OTTAWA - Le gouvernement Harper refuse de s'engager à nommer un juge bilingue à la Cour suprême pour remplacer Michel Bastarache. Le juge Bastarache a annoncé, le mois dernier, qu'il prenait sa retraite.
Or, la dernière fois qu'un juge a été nommé à la Cour suprême, c'est Stephen Harper qui l'a choisi et il s'agissait d'un juge qui ne comprend que l'anglais. Des voix s'élèvent pour que cette fois, le juge soit bilingue.
Le commissaire aux langues officielles, Graham Fraser, a fait un plaidoyer en ce sens devant un comité parlementaire, cette semaine. Et le député libéral Denis Coderre se propose de présenter un projet de loi privé pour forcer la chose.
A toutes ces pressions, le gouvernement conservateur répond que le prochain juge sera choisi pour sa compétence juridique. Le député Coderre rétorque que la compétence juridique inclut la compétence linguistique, selon lui. Mais même le secrétaire parlementaire responsable des langues officielles, Pierre Lemieux, ne milite pas pour la cause.
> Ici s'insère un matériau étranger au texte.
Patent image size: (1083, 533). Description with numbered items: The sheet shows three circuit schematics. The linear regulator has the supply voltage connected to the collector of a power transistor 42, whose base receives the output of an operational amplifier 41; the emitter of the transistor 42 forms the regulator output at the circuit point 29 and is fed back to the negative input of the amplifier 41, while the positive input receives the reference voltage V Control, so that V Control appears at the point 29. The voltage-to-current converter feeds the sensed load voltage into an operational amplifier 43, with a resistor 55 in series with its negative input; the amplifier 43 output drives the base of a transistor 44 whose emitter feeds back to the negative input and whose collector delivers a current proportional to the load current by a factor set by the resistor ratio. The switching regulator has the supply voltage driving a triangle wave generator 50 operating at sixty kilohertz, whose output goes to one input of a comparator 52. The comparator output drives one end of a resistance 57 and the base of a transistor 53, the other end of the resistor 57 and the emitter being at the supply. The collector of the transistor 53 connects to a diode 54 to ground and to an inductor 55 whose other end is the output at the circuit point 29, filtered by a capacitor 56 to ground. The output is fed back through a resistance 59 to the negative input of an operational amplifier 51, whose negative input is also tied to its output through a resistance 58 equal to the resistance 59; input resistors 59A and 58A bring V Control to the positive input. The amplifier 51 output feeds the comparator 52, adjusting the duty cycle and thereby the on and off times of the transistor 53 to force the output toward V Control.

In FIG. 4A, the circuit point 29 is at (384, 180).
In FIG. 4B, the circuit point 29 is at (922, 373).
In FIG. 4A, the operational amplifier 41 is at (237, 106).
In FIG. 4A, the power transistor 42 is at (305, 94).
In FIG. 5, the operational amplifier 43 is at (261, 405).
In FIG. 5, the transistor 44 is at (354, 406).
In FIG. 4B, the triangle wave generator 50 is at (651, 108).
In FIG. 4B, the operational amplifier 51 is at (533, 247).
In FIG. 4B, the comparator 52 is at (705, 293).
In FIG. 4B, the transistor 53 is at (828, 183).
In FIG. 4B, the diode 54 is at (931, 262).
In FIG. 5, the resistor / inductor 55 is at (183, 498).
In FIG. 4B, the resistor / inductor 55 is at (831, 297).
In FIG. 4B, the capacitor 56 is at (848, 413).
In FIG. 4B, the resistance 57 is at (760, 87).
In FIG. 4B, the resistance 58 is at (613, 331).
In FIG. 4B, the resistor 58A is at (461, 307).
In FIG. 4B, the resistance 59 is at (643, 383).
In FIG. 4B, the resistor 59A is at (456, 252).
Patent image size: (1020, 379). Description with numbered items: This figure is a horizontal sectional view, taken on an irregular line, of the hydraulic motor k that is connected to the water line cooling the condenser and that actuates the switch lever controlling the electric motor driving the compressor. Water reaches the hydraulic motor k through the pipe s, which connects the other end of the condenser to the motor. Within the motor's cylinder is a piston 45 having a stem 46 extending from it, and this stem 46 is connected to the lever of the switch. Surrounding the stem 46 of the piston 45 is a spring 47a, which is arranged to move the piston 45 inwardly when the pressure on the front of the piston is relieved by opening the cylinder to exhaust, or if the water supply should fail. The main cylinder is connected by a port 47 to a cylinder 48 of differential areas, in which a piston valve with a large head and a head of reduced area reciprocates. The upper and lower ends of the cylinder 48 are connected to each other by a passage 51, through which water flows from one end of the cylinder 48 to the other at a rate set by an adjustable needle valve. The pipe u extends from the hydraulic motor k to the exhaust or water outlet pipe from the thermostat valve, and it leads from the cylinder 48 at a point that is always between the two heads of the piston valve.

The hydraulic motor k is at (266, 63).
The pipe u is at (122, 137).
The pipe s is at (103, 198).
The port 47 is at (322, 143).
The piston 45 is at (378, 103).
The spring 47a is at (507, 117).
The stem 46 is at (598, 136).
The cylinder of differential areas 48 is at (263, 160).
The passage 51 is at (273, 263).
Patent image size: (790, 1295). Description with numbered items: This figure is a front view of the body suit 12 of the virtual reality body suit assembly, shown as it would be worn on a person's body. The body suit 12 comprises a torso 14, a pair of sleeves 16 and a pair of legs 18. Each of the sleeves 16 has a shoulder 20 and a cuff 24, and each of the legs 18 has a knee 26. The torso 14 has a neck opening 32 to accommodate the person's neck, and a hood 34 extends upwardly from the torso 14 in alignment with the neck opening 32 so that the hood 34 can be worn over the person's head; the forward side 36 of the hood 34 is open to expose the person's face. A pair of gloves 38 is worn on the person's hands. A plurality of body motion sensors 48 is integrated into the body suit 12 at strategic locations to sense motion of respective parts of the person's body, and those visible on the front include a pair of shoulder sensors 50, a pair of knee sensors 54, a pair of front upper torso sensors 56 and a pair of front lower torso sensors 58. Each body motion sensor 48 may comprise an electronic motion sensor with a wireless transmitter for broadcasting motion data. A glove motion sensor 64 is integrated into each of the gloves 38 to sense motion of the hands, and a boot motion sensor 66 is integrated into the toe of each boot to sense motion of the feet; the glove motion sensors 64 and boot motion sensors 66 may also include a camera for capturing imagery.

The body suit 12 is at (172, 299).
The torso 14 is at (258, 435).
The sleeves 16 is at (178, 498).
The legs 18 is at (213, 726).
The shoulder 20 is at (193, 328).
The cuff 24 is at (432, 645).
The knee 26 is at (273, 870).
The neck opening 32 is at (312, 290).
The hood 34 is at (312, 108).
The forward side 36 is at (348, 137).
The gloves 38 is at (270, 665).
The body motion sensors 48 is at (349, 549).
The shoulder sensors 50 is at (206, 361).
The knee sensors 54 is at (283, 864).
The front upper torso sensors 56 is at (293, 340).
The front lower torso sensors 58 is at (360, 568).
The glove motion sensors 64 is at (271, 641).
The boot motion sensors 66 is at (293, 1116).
M. Lemieux affirme que la décision finale pour le choix du prochain juge revient au premier ministre et que beaucoup de critères qui sont importants.
Quant au ministre québécois Jean-Pierre Blackburn qui semble souhaiter un juge bilingue, il se montre plutôt timide aussi. Il dit que c'est tant mieux si les juges de la Cour suprême sont bilingues, mais que ceci n'a jamais été une exigence et qu'il essaie de composer avec ça.